One of today’s leading experimental animation filmmakers and artist Martha Colburn, was invited to SIFF 5: Cracking Up, to offer a focus on animation through two carte blanche programs (including some of her own films) and the open animation workshop “Frantic Frames.” Animation is an especially ripe site for “Cracking Up,” known historically and today for taking up a myriad of the term’s meanings all at once, often in only a few short minutes. In the artist’s own words: “Magnetic tape, charcoal, paint, dolls, toys, magazine cut-outs, TV static, fire, drawings and more are made into films. Using ‘hands-on’ techniques — not excluding computers — these film artists (myself included) make their work out of materials they find interesting and which can make their imaginary Worlds come alive. Their ‘Crack’dness’ is whimsical, fun, full of songs and dances and above all completely melting-down while burning-up simultaneously.”
The Frantic Frames animation workshop led to the creation of the short film Lost at Syros. Animators: Ivan & Antoine Pericoli, Katherina & Frederikos Trumpf, Ioanna Mitza, Michaiel Matthes, Anastasia Diavasti, Christiana Chiranagnostaki, Geli Mademli, Irini Kafourou, Petrina Petraki, Eleni Loukou, Nuno Cassola, Teresa Berbe Rene.

The world only exists in your eyes – your conception of it. You can make it as big or as small as you want to. And you’re trying to be a little puny individual. By God, if I ever cracked, I’d try to make the world crack with me.” This is a quote from F. Scott Fitzgerald in his book The Crack-Up, and I use it as an introduction to this program because it addresses the idea of our conception of reality and the idea of bringing others with us as we ‘Crack Up.’

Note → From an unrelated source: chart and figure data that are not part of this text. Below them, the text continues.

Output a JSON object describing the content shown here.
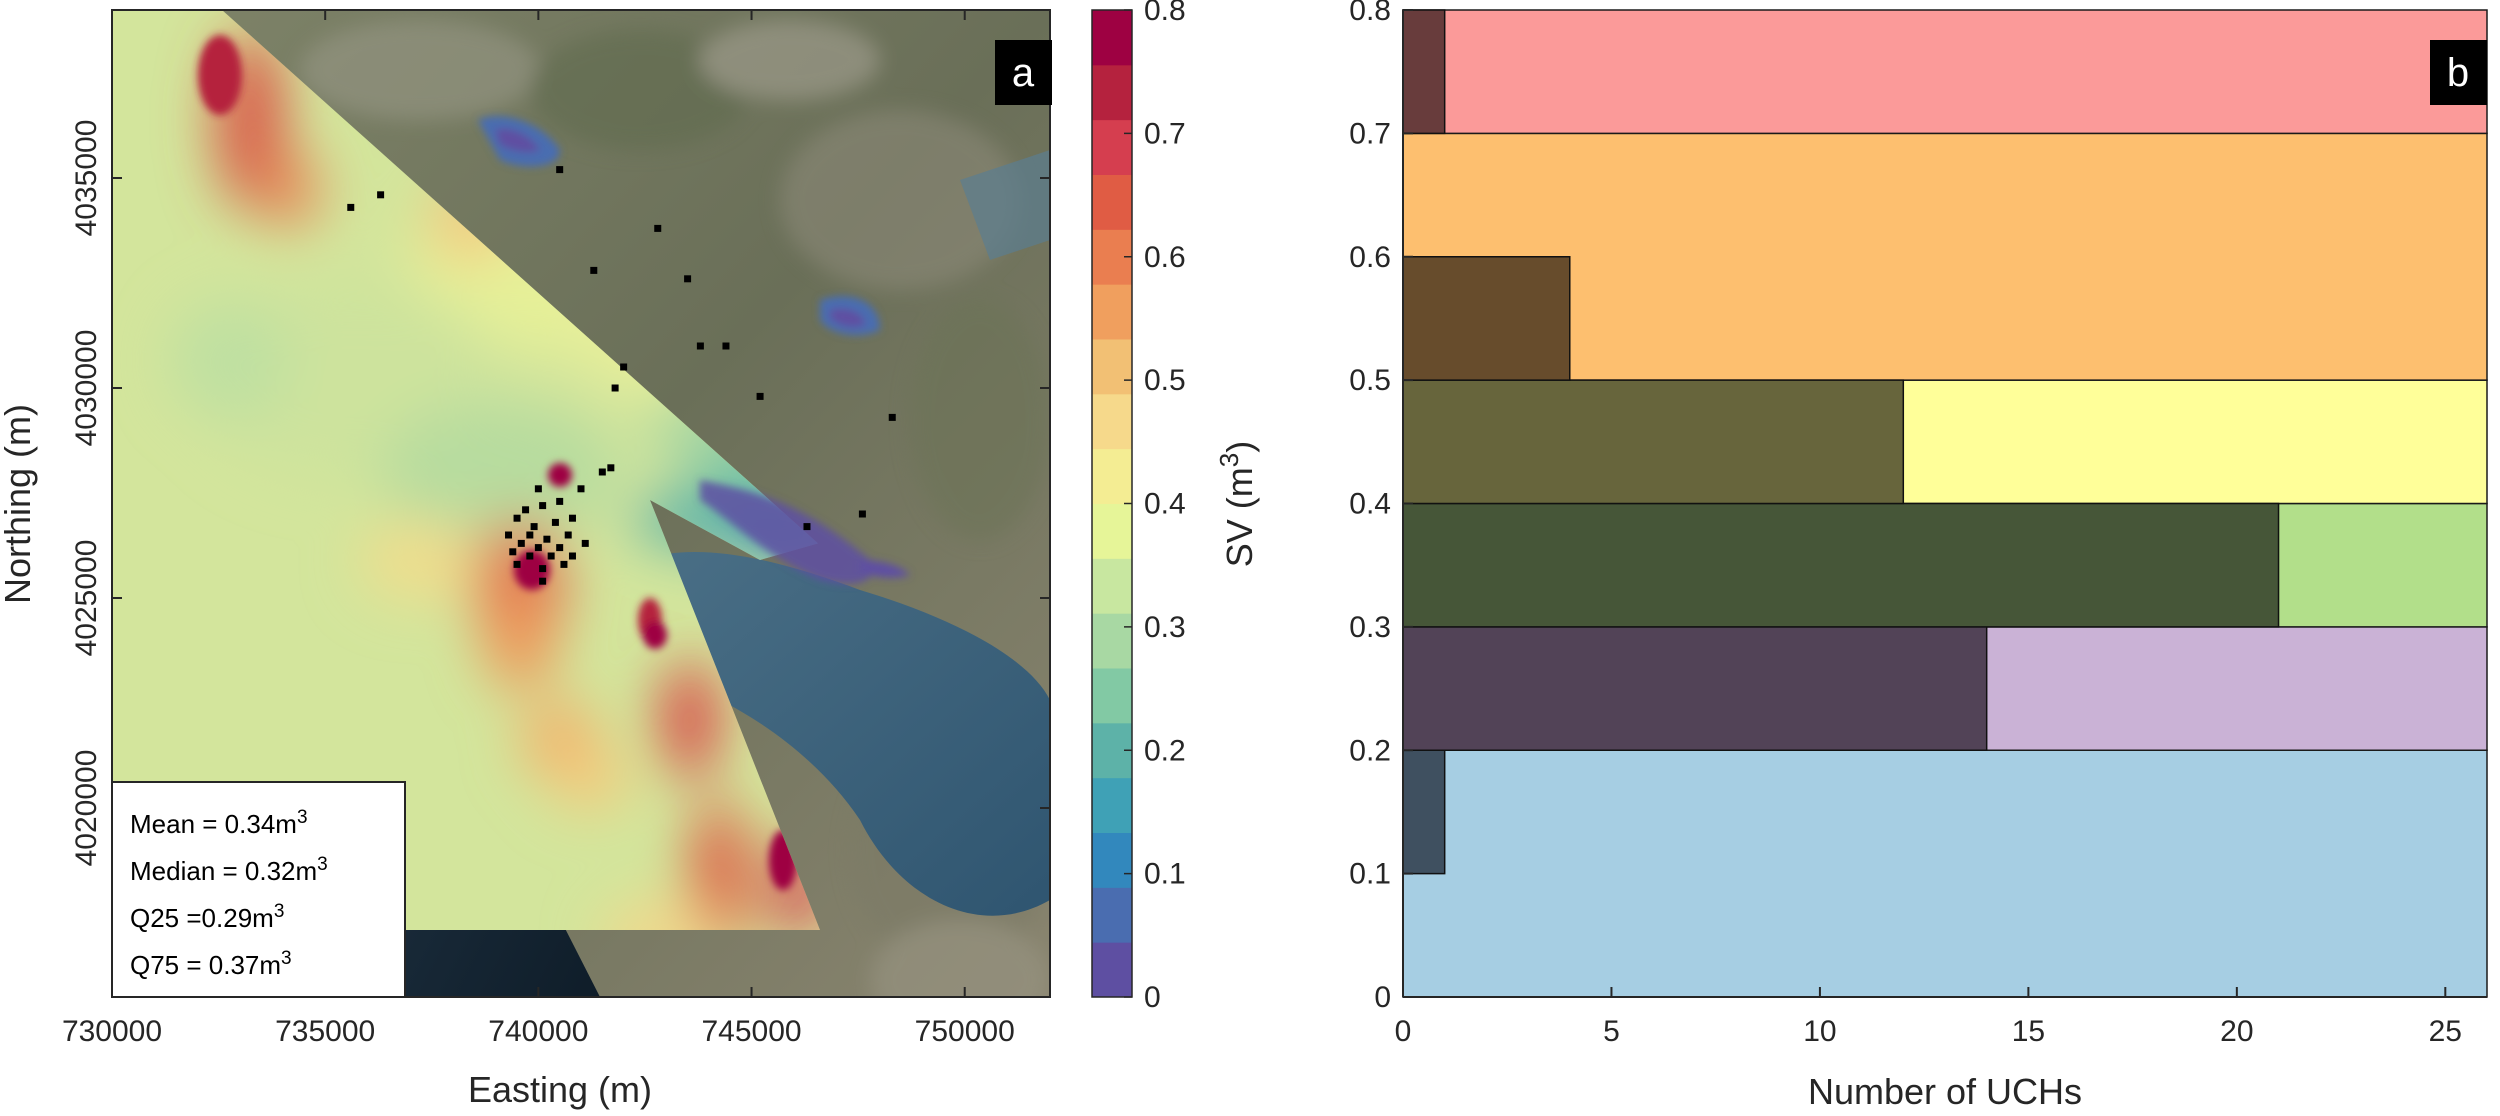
{
  "chart_data": [
    {
      "panel": "a",
      "type": "heatmap",
      "description": "Map of SV over a coastal bay on satellite imagery with sampling points",
      "xlabel": "Easting (m)",
      "ylabel": "Northing (m)",
      "xlim": [
        730000,
        752000
      ],
      "ylim": [
        4015500,
        4039000
      ],
      "xticks": [
        "730000",
        "735000",
        "740000",
        "745000",
        "750000"
      ],
      "xtick_values": [
        730000,
        735000,
        740000,
        745000,
        750000
      ],
      "yticks": [
        "4020000",
        "4025000",
        "4030000",
        "4035000"
      ],
      "ytick_values": [
        4020000,
        4025000,
        4030000,
        4035000
      ],
      "colorbar": {
        "label_main": "SV (m",
        "label_sup": "3",
        "label_close": ")",
        "range": [
          0,
          0.8
        ],
        "ticks": [
          "0",
          "0.1",
          "0.2",
          "0.3",
          "0.4",
          "0.5",
          "0.6",
          "0.7",
          "0.8"
        ],
        "colors": [
          "#5e4fa2",
          "#4a6db0",
          "#3288bd",
          "#3fa1b6",
          "#5db2a8",
          "#82c9a4",
          "#a8d8a3",
          "#c8e7a0",
          "#e6f598",
          "#f4ed93",
          "#f6d98b",
          "#f2c074",
          "#f09f5e",
          "#ea7e50",
          "#e05c44",
          "#d53e4f",
          "#b5223e",
          "#9e0142"
        ]
      },
      "stats": [
        {
          "label": "Mean = 0.34m",
          "sup": "3"
        },
        {
          "label": "Median = 0.32m",
          "sup": "3"
        },
        {
          "label": "Q25 =0.29m",
          "sup": "3"
        },
        {
          "label": "Q75 = 0.37m",
          "sup": "3"
        }
      ],
      "sample_points_note": "black square sampling locations clustered near 740000, 4026000"
    },
    {
      "panel": "b",
      "type": "bar",
      "orientation": "horizontal",
      "xlabel": "Number of UCHs",
      "ylabel": "",
      "xlim": [
        0,
        26
      ],
      "ylim": [
        0,
        0.8
      ],
      "xticks": [
        "0",
        "5",
        "10",
        "15",
        "20",
        "25"
      ],
      "xtick_values": [
        0,
        5,
        10,
        15,
        20,
        25
      ],
      "yticks": [
        "0",
        "0.1",
        "0.2",
        "0.3",
        "0.4",
        "0.5",
        "0.6",
        "0.7",
        "0.8"
      ],
      "ytick_values": [
        0,
        0.1,
        0.2,
        0.3,
        0.4,
        0.5,
        0.6,
        0.7,
        0.8
      ],
      "background_bands": [
        {
          "from": 0.0,
          "to": 0.2,
          "color": "#a6cee3"
        },
        {
          "from": 0.2,
          "to": 0.3,
          "color": "#cab2d6"
        },
        {
          "from": 0.3,
          "to": 0.4,
          "color": "#b2df8a"
        },
        {
          "from": 0.4,
          "to": 0.5,
          "color": "#ffff99"
        },
        {
          "from": 0.5,
          "to": 0.7,
          "color": "#fdbf6f"
        },
        {
          "from": 0.7,
          "to": 0.8,
          "color": "#fb9a99"
        }
      ],
      "bins": [
        {
          "from": 0.1,
          "to": 0.2,
          "count": 1,
          "color": "#3f5060"
        },
        {
          "from": 0.2,
          "to": 0.3,
          "count": 14,
          "color": "#524357"
        },
        {
          "from": 0.3,
          "to": 0.4,
          "count": 21,
          "color": "#465638"
        },
        {
          "from": 0.4,
          "to": 0.5,
          "count": 12,
          "color": "#67653c"
        },
        {
          "from": 0.5,
          "to": 0.6,
          "count": 4,
          "color": "#674c2c"
        },
        {
          "from": 0.7,
          "to": 0.8,
          "count": 1,
          "color": "#683c3c"
        }
      ]
    }
  ],
  "labels": {
    "panel_a": "a",
    "panel_b": "b"
  }
}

From WWII veterans to pioneers of Post-Modernism, to toxic media avengers, these film artists and animators use their craft to express their inner madness and wreak havoc on or re-order the ‘outer chaos.’ Drifting spirits of the dead meet worlds made up of lines and rhythm; invented techniques from Jeff Scher’s Psychadelichrome to the self-built Hellitron tone generators of Ian Helliwell; obsessive and illogical creations… These are a few of the elements employed by artists in these programs to express the necessity of art. Art is necessary to maintain their balance with the World around and within them. Sometimes this demands invention, appropriation, burning toys – as in the case of Jeff Keen’s 1960’s filmic melt-down of popular culture – drawing and erasing, painting, collaging images by the thousands (2,000, 5,000, 14,000), the numbers are unfathomable. The obsessive nature of animation could be seen as a record of the creator’s sanity – the resulting film – or as a record of insanity, or crack’dness. Not for those devoid of patience, the art of animation is a testament to the creators’ desire to create an alternate world, though never forget- ting their ties to history. The film Chateau/Poyet by Larry Jordan brings to life the etchings of French artist Jean Poyet (1465–1503); Norman McLaren brings to life lines of Camille Saint-Saëns’ Danse macabre; and Selina Trepp looks to the future and creates antidotes for our sickened toxic environment.”